Christianity grew because it was adopted as the state religion of the greatest empire the world has seen, the Roman Empire starting in the 4th century by Constantine the Great.  The European states that emerged when the empire fell to ruin also adopted Christianity as their state religions. Why not? Christianity was useful for their ruling classes as it upheld the hoax that the kings and the nobility were anointed by Christ himself, so the exploited peasants should acquiesce to their fates.

State religions are more often enforced through arms, and Catholicism was no exception.  Heretics were routinely burned to death. In the 13th century in France Pope Innocent II ordered the massacre of some 200,000 Christian Cathars who had beliefs – such as the equality of men and women – that were contrary to Vatican doctrines.

Europe emerged as humanity’s advanced center of civilization, yet with its dark side: more efficient weapons created by technology.  So with their muskets and cannons, European states starting in the 16th easily conquered the continent at the other side of the world, which ironically will be popularly known as Latin America.   Spanish and Portuguese conquistadores’ subjugation of the natives certainly became easier when they were converted to Christianity and believed that they were being saved in the name of Christ.

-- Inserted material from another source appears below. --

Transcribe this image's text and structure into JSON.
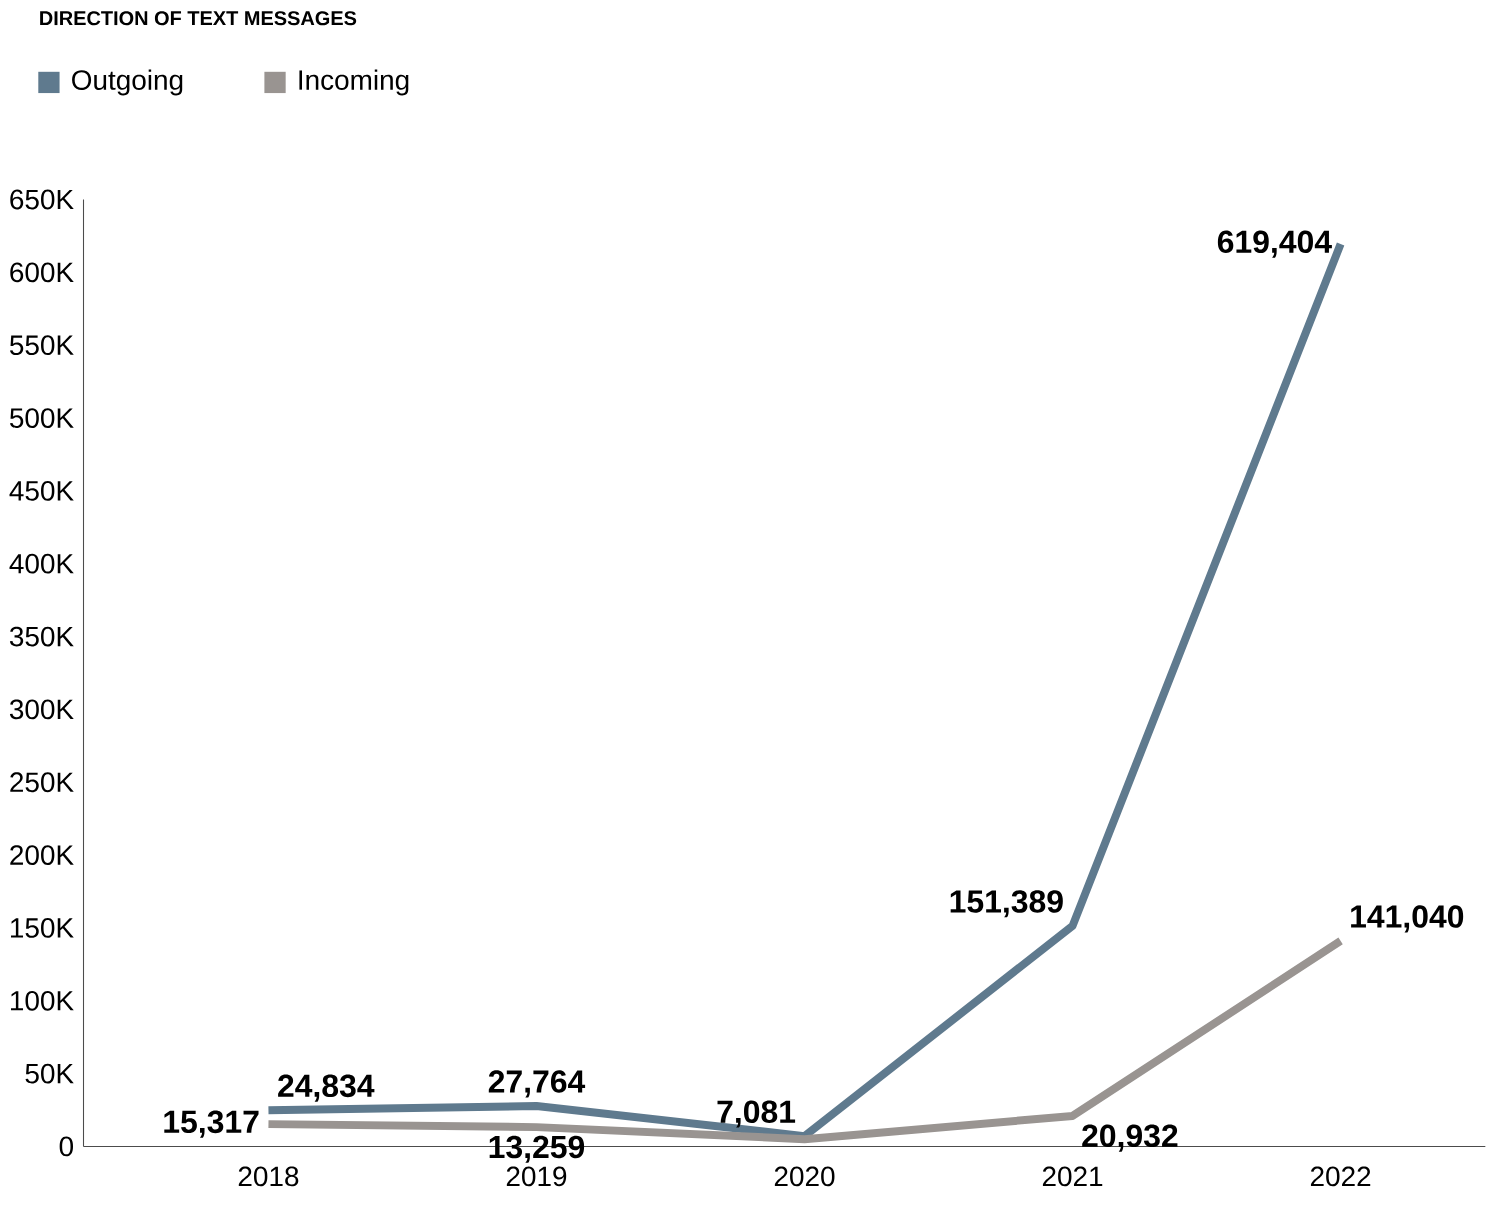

If Spain had not colonized in the 16th century what was to be the Philippines, and stopped the quickening spread of Islam by Sufi missionaries in Luzon and the Visayas,  the high point of our religious life, as it is for most of our neighbors,  would have probably been the 30-day Ramadan fast and its Eid al-Fitr end, and not Easter and Christmas. None of our newspapers would have had huge banner stories like “Hail Francis” or “Francis: Lowly but chosen.”

But it was divine intervention that made the Romans and then the Europeans believe in Christ, a believer would argue.

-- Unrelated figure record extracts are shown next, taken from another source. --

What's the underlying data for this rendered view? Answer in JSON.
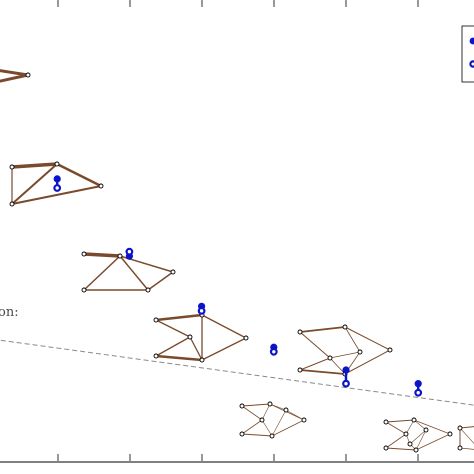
{
  "chart_data": {
    "type": "scatter",
    "annotation": "on:",
    "x": [
      1,
      2,
      3,
      4,
      5,
      6
    ],
    "series": [
      {
        "marker": "filled",
        "values": [
          0.62,
          0.45,
          0.34,
          0.25,
          0.2,
          0.17
        ]
      },
      {
        "marker": "open",
        "values": [
          0.6,
          0.46,
          0.33,
          0.24,
          0.17,
          0.15
        ]
      }
    ],
    "trend": {
      "style": "dashed",
      "from": [
        0,
        0.27
      ],
      "to": [
        6.9,
        0.12
      ]
    },
    "colors": {
      "markers": "#0b14c8",
      "graph_edges": "#7a4a2c",
      "trend_line": "#8a8a8a"
    }
  }
}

But that would probably be the same argument of a Muslim, pointing to the Prophet Mohamed’s caliphates which spread Islam in the span of two centuries from Mecca to engulf the Arabian peninsula, the Middle East, North Africa, Asia Minor, and even Spain, which would be the most aggressive country in spreading Catholicism to Latin America and Asia.

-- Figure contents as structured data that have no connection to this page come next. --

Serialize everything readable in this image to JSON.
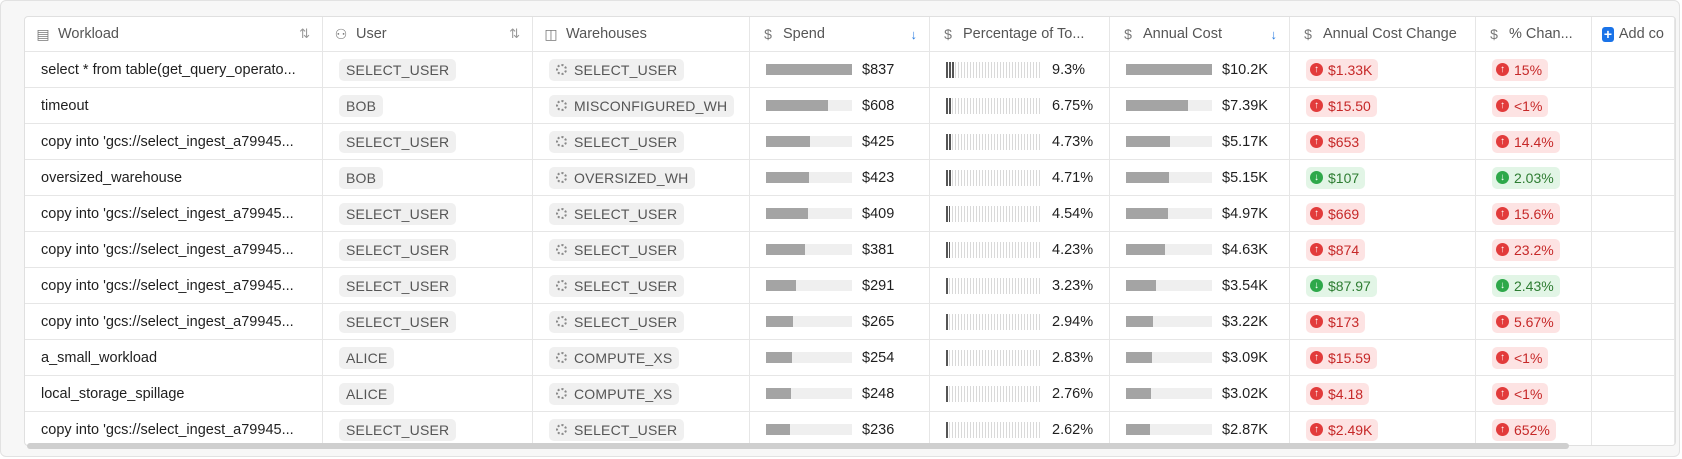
{
  "table": {
    "headers": [
      "Workload",
      "User",
      "Warehouses",
      "Spend",
      "Percentage of To...",
      "Annual Cost",
      "Annual Cost Change",
      "% Chan...",
      "Add co"
    ],
    "rows": [
      {
        "workload": "select * from table(get_query_operato...",
        "user": "SELECT_USER",
        "warehouse": "SELECT_USER",
        "spend": {
          "value": 837,
          "label": "$837"
        },
        "pct": {
          "value": 9.3,
          "label": "9.3%"
        },
        "annual": {
          "value": 10200,
          "label": "$10.2K"
        },
        "change": {
          "label": "$1.33K",
          "direction": "up"
        },
        "pct_change": {
          "label": "15%",
          "direction": "up"
        }
      },
      {
        "workload": "timeout",
        "user": "BOB",
        "warehouse": "MISCONFIGURED_WH",
        "spend": {
          "value": 608,
          "label": "$608"
        },
        "pct": {
          "value": 6.75,
          "label": "6.75%"
        },
        "annual": {
          "value": 7390,
          "label": "$7.39K"
        },
        "change": {
          "label": "$15.50",
          "direction": "up"
        },
        "pct_change": {
          "label": "<1%",
          "direction": "up"
        }
      },
      {
        "workload": "copy into 'gcs://select_ingest_a79945...",
        "user": "SELECT_USER",
        "warehouse": "SELECT_USER",
        "spend": {
          "value": 425,
          "label": "$425"
        },
        "pct": {
          "value": 4.73,
          "label": "4.73%"
        },
        "annual": {
          "value": 5170,
          "label": "$5.17K"
        },
        "change": {
          "label": "$653",
          "direction": "up"
        },
        "pct_change": {
          "label": "14.4%",
          "direction": "up"
        }
      },
      {
        "workload": "oversized_warehouse",
        "user": "BOB",
        "warehouse": "OVERSIZED_WH",
        "spend": {
          "value": 423,
          "label": "$423"
        },
        "pct": {
          "value": 4.71,
          "label": "4.71%"
        },
        "annual": {
          "value": 5150,
          "label": "$5.15K"
        },
        "change": {
          "label": "$107",
          "direction": "down"
        },
        "pct_change": {
          "label": "2.03%",
          "direction": "down"
        }
      },
      {
        "workload": "copy into 'gcs://select_ingest_a79945...",
        "user": "SELECT_USER",
        "warehouse": "SELECT_USER",
        "spend": {
          "value": 409,
          "label": "$409"
        },
        "pct": {
          "value": 4.54,
          "label": "4.54%"
        },
        "annual": {
          "value": 4970,
          "label": "$4.97K"
        },
        "change": {
          "label": "$669",
          "direction": "up"
        },
        "pct_change": {
          "label": "15.6%",
          "direction": "up"
        }
      },
      {
        "workload": "copy into 'gcs://select_ingest_a79945...",
        "user": "SELECT_USER",
        "warehouse": "SELECT_USER",
        "spend": {
          "value": 381,
          "label": "$381"
        },
        "pct": {
          "value": 4.23,
          "label": "4.23%"
        },
        "annual": {
          "value": 4630,
          "label": "$4.63K"
        },
        "change": {
          "label": "$874",
          "direction": "up"
        },
        "pct_change": {
          "label": "23.2%",
          "direction": "up"
        }
      },
      {
        "workload": "copy into 'gcs://select_ingest_a79945...",
        "user": "SELECT_USER",
        "warehouse": "SELECT_USER",
        "spend": {
          "value": 291,
          "label": "$291"
        },
        "pct": {
          "value": 3.23,
          "label": "3.23%"
        },
        "annual": {
          "value": 3540,
          "label": "$3.54K"
        },
        "change": {
          "label": "$87.97",
          "direction": "down"
        },
        "pct_change": {
          "label": "2.43%",
          "direction": "down"
        }
      },
      {
        "workload": "copy into 'gcs://select_ingest_a79945...",
        "user": "SELECT_USER",
        "warehouse": "SELECT_USER",
        "spend": {
          "value": 265,
          "label": "$265"
        },
        "pct": {
          "value": 2.94,
          "label": "2.94%"
        },
        "annual": {
          "value": 3220,
          "label": "$3.22K"
        },
        "change": {
          "label": "$173",
          "direction": "up"
        },
        "pct_change": {
          "label": "5.67%",
          "direction": "up"
        }
      },
      {
        "workload": "a_small_workload",
        "user": "ALICE",
        "warehouse": "COMPUTE_XS",
        "spend": {
          "value": 254,
          "label": "$254"
        },
        "pct": {
          "value": 2.83,
          "label": "2.83%"
        },
        "annual": {
          "value": 3090,
          "label": "$3.09K"
        },
        "change": {
          "label": "$15.59",
          "direction": "up"
        },
        "pct_change": {
          "label": "<1%",
          "direction": "up"
        }
      },
      {
        "workload": "local_storage_spillage",
        "user": "ALICE",
        "warehouse": "COMPUTE_XS",
        "spend": {
          "value": 248,
          "label": "$248"
        },
        "pct": {
          "value": 2.76,
          "label": "2.76%"
        },
        "annual": {
          "value": 3020,
          "label": "$3.02K"
        },
        "change": {
          "label": "$4.18",
          "direction": "up"
        },
        "pct_change": {
          "label": "<1%",
          "direction": "up"
        }
      },
      {
        "workload": "copy into 'gcs://select_ingest_a79945...",
        "user": "SELECT_USER",
        "warehouse": "SELECT_USER",
        "spend": {
          "value": 236,
          "label": "$236"
        },
        "pct": {
          "value": 2.62,
          "label": "2.62%"
        },
        "annual": {
          "value": 2870,
          "label": "$2.87K"
        },
        "change": {
          "label": "$2.49K",
          "direction": "up"
        },
        "pct_change": {
          "label": "652%",
          "direction": "up"
        }
      }
    ]
  }
}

Being a Christian nation, we have been mostly ignorant of the fact that the Islamic Caliphates by the 8th century made up a huge empire at rivaled the European world.  Indeed historians claim that if the Ummayad Caliphate’s army had won over the Christian Franks in 732 in the Battle of Tours in France, Europe would been an Islamic continent (and we would have likely been Muslims).

However, although emerging a thousand years later, it is the Ottoman Empire, which conquered Christian Constantinople in 1453 that would be to the Islamic religion what the Roman empire and European states  were to Christianity.  It consolidated Islamic territories won by the caliphates and expanded it as far as Eastern Europe.  Much of what is now the Islamic world is that which was the Ottoman Empire.

The landscape of the modern world in fact is the result of the bloody wars between the Islamic Ottoman Empire and Christian Europe that raged for several centuries since the 15th.  As in the Battle of Tours, historians say that if Venice had been overrun in 1529 by the Ottoman emperor Suleiman the Magnificent army, Europe would be flying the crescent flags today.

And as Catholics are awed to religious tears by the Basilica of St. Peter, so would Muslims by Masjid al-Haram (“The Sacred Mosque”) in Mecca in Saudi Arabia, especially during the pilgrimage period when a hundred thousand faithful walk around the mysterious black–curtained 43-foot-high Kaaba (“The Cube”) , the religion’s holiest site.

Check out the list of the other religions of the world — Buddhism, Sikhism, Judaism, Bahai, Taoism, and a host of others.   They’re small and don’t have the magnificent edifices of Catholicism and Islam because they were never empires’ ideologies.